Quoi qu’il en soit, le problème ici est assurément piquant, surtout dans les conditions où il se pose. Le rôle de Constantin et le rôle d’Açoka révèlent de curieuses similitudes. L’un et l’autre, en étendant pour la première fois la faveur royale sur une grande religion jusque-là persécutée ou du moins combattue, ont jeté les assises définitives de sa puissance. Entre leurs actes, leurs sentimens, leur langage, le parallèle se laisserait pousser loin. Mais ils appartiennent à des milieux, à des âges si différens, qu’il serait plus aisé qu’instructif. Le christianisme fait avec le passé classique une rupture hardie, radicale. Issu d’une vue un peu molle de la vie, inspiré par une sorte de découragement qui n’est pas sans douceur, le bouddhisme, quelle qu’ait été l’étendue de son empire, ne saurait lui être sérieusement comparé ni pour la profondeur de son action, ni pour l’impulsion féconde imprimée à la pensée et au progrès des hommes. Tout, dans le monde indien d’où il sort, est plus rudimentaire, la civilisation a traversé moins de crises, l’esprit ne s’est pas élevé à la même possession consciente de soi qu’en Occident. Il n’y a aucune apparence qu’Açoka ait été par les facultés politiques l’égal de Constantin. Peut-être reprendrait-il l’avantage par la hauteur et la sérénité du sentiment moral. Mais ceci n’est point un panégyrique. Il nous importe non d’exalter le passé, mais de le comprendre. Ce n’est pas une admiration sans mélange, c’est un intérêt sympathique que j’ai voulu réclamer pour le vieux roi indou. Ou je me trompe, ou l’on ne saurait sans injustice le marchander à l’homme, à son œuvre et à ses monumens.


EMILE SENART.

  1. Secte qui, par ses croyances, est assez analogue au bouddhisme dont elle paraît à peu près contemporaine par ses origines. Plus heureuse que le bouddhisme, elle conserve aujourd’hui encore dans l’Inde d’assez nombreux adhérens.

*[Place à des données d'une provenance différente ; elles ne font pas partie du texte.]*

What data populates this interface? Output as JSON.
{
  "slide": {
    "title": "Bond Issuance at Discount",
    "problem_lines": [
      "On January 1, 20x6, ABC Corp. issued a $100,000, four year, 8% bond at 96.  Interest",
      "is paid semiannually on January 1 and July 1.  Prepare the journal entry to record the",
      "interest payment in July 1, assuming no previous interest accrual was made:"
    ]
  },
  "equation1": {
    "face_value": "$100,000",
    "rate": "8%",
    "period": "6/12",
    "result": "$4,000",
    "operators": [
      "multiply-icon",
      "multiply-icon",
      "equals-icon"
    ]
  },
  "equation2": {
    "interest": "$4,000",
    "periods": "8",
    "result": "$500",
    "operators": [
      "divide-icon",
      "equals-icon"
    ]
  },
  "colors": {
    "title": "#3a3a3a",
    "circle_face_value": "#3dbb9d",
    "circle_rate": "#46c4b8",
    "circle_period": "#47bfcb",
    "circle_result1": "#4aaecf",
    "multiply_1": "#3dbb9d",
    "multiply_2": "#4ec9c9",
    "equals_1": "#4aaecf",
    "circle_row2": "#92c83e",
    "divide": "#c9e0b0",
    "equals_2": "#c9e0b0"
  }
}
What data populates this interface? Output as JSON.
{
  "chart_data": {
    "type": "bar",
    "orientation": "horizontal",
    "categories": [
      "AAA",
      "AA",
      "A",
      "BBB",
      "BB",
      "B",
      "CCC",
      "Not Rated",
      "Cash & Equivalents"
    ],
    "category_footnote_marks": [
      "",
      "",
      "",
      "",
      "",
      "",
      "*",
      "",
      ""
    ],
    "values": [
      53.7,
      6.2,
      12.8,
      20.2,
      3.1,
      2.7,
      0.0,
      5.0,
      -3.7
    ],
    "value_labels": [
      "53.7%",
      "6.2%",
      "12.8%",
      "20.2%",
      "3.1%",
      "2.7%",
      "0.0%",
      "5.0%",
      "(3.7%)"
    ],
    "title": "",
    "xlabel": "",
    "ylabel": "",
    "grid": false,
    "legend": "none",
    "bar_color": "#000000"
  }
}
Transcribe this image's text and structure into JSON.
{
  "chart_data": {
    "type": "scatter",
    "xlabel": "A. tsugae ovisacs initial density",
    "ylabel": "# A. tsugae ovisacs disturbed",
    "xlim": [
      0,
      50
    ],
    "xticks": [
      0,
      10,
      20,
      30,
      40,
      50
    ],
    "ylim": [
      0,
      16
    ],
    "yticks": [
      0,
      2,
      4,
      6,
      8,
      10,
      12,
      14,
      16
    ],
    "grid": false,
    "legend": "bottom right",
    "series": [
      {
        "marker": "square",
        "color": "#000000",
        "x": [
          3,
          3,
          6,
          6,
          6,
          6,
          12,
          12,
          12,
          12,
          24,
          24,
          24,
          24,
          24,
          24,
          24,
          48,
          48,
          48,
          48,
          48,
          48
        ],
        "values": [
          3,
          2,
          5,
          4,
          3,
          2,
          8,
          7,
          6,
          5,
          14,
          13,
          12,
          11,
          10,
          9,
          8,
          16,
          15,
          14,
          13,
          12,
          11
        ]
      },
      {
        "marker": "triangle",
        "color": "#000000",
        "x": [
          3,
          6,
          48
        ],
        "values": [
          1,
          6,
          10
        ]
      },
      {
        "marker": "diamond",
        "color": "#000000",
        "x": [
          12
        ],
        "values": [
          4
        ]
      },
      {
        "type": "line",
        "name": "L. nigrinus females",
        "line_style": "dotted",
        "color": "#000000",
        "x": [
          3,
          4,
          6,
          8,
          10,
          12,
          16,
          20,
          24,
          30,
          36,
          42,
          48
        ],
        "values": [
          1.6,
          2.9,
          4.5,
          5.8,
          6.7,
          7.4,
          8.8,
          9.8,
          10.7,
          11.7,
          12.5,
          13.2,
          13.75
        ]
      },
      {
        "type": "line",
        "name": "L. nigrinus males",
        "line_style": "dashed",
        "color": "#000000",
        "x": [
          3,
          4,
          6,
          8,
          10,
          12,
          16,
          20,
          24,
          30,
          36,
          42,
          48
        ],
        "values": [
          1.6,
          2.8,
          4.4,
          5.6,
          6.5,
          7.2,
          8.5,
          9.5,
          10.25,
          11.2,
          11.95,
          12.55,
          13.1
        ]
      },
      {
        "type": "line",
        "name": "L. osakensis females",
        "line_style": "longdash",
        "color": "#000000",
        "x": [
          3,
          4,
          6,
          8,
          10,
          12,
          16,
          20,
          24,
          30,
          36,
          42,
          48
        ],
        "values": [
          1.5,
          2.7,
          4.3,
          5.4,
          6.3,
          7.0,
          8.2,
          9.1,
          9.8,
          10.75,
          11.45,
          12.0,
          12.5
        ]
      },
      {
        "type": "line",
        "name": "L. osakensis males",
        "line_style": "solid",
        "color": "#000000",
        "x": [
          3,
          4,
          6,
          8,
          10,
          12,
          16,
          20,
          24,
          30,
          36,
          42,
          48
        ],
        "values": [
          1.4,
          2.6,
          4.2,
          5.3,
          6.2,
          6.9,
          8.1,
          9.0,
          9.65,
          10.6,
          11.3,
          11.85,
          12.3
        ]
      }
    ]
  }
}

  2. Piyadasi dans le dialecte des inscriptions.
  3. Je reviens plus loin sur cet ordre de fonctionnaires.
  4. Je l’emprunte au livre de M. Oldenberg, Buddha, p. 281 et suiv.
  5. Açoka en cite quelques titres qui se retrouvent dans des parties diverses des écritures acceptées comme canoniques par les bouddhistes de Ceylan. Est-ce à dire que le canon fût dès lors consacré, qu’il existât sous la forme qui nous est connue? C’est une conclusion qu’on a prétendu tirer de cette rencontre. Je la crois inadmissible. Les termes dont se sert le roi visent une tradition orale : il s’agit d’entendre, de confier à la mémoire. Les textes qu’il cite, très simples par le sujet, sont très médiocres d’importance et d’étendue. Si un canon eût existé dès lors, ce serait, sinon par une mention générale, à coup sûr par des titres plus compréhensifs que le roi l’eût désigné. Des raisons trop techniques pour que j’y puisse appuyer ici, et empruntées à la langue même des livres qui nous ont été transmis, ne permettraient en tout cas d’assigner à la rédaction dernière que nous en possédons qu’une date beaucoup plus récente.